Aside from writing and editing codes, Hey, GitHub! will allow programmers to do code navigation by simply indicating the line where they want to view (e.g., “Hey, GitHub! go to line 34,” “Hey, GitHub! go to method X,” or “Hey, GitHub! go to next block,”). It also accepts other VisualStudio Code commands such as “Toggle zen mode” and “run the program.” Additionally, experiment participants will be able to have quick access to code summarization in Hey, GitHub!, giving them summary explanations of certain code functions.

Through this experiment, Copilot’s capabilities to help programmers code faster and easier are expected to improve. However, the future of the tool is a bit blurry now with Microsoft, alongside GitHub and its tech partner OpenAI, currently facing a class-action lawsuit due to potential violations of open-source licenses.
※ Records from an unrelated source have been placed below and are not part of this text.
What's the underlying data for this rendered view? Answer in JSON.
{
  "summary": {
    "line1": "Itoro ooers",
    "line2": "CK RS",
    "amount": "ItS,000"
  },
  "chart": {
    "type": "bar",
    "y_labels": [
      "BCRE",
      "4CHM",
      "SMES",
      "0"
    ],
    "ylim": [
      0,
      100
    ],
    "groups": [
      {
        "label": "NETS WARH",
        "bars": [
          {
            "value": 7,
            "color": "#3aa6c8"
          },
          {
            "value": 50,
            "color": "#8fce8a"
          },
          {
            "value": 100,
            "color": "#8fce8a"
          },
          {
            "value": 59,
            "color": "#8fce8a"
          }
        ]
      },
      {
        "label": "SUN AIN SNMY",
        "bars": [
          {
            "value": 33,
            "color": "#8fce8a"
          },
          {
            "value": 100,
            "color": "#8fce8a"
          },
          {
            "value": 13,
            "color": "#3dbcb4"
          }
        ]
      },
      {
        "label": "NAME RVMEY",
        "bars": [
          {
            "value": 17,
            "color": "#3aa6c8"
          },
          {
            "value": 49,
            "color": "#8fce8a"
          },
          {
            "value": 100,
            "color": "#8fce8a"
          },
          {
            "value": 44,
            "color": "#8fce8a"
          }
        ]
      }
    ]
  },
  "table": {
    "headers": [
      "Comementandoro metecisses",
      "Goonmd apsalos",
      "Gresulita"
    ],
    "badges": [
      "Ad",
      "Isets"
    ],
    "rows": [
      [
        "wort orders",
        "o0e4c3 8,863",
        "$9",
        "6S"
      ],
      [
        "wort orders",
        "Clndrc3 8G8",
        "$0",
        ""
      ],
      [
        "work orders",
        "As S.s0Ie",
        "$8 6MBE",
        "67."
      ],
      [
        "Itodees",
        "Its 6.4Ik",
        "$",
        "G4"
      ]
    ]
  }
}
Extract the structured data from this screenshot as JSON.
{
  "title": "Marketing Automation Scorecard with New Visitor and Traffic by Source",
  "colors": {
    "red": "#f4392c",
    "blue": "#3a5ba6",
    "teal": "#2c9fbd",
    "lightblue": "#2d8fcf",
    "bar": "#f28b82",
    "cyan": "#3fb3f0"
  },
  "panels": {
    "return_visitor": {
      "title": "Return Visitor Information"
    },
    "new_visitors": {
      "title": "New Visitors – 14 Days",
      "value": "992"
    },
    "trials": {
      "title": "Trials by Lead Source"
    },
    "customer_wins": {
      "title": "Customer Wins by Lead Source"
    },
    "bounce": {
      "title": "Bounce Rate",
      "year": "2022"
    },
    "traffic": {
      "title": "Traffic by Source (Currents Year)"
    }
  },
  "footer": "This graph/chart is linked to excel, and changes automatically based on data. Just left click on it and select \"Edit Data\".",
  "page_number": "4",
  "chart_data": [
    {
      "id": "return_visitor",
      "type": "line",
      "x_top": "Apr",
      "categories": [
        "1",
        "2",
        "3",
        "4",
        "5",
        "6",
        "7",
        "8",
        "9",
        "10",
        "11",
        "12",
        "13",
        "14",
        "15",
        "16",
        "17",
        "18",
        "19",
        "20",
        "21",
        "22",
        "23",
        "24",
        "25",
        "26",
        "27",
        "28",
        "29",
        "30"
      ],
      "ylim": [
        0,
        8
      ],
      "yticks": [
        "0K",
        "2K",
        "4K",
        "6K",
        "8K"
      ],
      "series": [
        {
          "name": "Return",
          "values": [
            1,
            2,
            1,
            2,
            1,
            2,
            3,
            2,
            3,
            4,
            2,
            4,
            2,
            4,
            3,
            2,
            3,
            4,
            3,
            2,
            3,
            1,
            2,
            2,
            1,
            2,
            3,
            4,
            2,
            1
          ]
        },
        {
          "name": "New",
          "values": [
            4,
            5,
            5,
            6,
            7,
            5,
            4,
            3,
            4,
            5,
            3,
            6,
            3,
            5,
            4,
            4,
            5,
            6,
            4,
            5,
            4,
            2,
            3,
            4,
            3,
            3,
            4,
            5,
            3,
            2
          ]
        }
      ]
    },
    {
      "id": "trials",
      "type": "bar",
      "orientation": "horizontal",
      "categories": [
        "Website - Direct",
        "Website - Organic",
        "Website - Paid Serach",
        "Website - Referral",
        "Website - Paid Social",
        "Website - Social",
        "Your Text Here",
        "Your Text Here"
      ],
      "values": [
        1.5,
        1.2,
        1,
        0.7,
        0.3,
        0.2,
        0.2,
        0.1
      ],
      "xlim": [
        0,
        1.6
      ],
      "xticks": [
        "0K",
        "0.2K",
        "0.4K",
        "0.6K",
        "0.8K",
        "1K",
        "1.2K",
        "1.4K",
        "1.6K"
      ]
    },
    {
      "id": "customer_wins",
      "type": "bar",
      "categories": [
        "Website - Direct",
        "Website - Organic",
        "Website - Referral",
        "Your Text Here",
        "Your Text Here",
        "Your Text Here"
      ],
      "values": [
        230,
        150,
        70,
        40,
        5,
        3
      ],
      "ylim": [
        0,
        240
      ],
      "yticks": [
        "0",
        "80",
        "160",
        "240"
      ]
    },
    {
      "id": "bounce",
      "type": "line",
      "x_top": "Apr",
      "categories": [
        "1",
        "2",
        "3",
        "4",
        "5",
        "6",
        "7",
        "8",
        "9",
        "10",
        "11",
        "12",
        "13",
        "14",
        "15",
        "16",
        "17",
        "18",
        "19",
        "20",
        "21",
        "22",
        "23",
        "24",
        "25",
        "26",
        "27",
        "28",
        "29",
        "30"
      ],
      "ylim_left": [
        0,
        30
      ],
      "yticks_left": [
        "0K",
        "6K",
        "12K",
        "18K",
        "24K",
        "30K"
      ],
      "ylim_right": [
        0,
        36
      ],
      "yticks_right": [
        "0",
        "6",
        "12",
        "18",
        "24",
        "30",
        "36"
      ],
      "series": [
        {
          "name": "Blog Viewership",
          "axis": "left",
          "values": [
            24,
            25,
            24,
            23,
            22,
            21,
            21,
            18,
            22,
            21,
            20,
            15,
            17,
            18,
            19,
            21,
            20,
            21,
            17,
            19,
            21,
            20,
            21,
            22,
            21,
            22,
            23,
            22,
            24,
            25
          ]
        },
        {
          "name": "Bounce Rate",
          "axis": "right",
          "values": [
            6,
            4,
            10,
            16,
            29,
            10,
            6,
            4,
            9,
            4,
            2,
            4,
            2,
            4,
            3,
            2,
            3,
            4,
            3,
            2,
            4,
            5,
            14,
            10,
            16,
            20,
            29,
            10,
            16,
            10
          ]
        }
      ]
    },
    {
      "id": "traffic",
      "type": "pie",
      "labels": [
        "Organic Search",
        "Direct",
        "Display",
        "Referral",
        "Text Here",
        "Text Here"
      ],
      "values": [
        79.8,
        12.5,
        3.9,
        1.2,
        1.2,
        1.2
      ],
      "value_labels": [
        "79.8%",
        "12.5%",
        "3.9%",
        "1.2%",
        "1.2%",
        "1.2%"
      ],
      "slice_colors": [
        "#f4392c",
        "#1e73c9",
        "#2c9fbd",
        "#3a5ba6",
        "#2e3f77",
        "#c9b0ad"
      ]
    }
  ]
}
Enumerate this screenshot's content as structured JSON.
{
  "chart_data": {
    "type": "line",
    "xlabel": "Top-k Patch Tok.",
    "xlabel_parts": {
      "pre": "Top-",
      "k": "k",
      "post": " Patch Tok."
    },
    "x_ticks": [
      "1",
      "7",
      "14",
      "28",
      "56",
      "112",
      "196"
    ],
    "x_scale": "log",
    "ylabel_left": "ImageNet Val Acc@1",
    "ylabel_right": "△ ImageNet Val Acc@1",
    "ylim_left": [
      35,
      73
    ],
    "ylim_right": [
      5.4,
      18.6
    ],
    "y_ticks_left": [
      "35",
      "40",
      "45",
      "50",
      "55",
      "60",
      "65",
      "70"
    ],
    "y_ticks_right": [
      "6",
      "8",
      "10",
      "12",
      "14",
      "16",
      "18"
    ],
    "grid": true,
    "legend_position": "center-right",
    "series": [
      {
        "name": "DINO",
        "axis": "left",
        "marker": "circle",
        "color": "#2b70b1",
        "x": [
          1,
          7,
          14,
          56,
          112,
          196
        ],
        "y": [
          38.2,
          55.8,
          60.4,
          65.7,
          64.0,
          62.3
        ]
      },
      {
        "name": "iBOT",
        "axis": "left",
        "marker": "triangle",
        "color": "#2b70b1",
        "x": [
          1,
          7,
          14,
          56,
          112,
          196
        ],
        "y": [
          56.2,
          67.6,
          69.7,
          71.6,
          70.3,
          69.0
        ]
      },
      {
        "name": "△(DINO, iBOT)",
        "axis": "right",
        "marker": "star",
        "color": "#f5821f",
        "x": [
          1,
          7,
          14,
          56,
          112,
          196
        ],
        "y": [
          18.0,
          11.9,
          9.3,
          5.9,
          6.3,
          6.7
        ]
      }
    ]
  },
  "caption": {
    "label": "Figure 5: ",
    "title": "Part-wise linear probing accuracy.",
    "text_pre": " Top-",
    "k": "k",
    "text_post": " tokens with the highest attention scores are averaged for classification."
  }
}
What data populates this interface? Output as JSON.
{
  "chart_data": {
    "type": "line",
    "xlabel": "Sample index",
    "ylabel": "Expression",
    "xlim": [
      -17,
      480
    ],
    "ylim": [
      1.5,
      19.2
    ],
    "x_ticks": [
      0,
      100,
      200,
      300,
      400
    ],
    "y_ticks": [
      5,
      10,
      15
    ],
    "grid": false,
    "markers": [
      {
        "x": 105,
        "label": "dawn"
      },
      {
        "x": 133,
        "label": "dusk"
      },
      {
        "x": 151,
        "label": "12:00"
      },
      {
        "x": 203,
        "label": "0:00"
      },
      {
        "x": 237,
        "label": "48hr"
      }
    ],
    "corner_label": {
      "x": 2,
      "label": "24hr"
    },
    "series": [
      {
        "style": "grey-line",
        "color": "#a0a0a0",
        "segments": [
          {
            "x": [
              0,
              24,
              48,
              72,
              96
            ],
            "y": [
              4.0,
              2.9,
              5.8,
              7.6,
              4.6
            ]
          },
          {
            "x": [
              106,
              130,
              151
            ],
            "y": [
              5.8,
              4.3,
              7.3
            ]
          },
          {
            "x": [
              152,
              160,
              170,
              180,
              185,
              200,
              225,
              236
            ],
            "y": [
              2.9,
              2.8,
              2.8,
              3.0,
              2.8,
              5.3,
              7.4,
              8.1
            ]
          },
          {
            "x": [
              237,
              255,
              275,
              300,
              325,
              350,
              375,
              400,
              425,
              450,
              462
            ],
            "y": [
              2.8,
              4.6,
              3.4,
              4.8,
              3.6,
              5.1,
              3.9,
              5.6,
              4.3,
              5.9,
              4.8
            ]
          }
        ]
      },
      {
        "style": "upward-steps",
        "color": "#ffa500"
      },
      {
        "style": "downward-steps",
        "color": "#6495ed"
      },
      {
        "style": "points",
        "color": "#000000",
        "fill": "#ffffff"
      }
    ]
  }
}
After Copilot was caught producing copyrighted code from other programmers without attribution, programmer and lawyer Matthew Butterick stepped in and detailed the violations the companies committed in a dedicated website for the lawsuit.

“By train­ing their AI sys­tems on pub­lic GitHub repos­i­to­ries (though based on their pub­lic state­ments, pos­si­bly much more) we con­tend that the defen­dants have vio­lated the legal rights of a vast num­ber of cre­ators who posted code or other work under cer­tain open-source licenses on GitHub,” Butterick explains. “Which licenses? A set of 11 pop­u­lar open-source licenses that all require attri­bu­tion of the author’s name and copy­right, includ­ing the MIT license, the GPL, and the Apache license.”

Aside from license attribution requirement violations, Butterick says that GitHub CoPilot also disobeyed its own terms of ser­vice and pri­vacy poli­cies, the DMCA § 1202, the Cal­i­for­nia Con­sumer Pri­vacy Act, and other laws.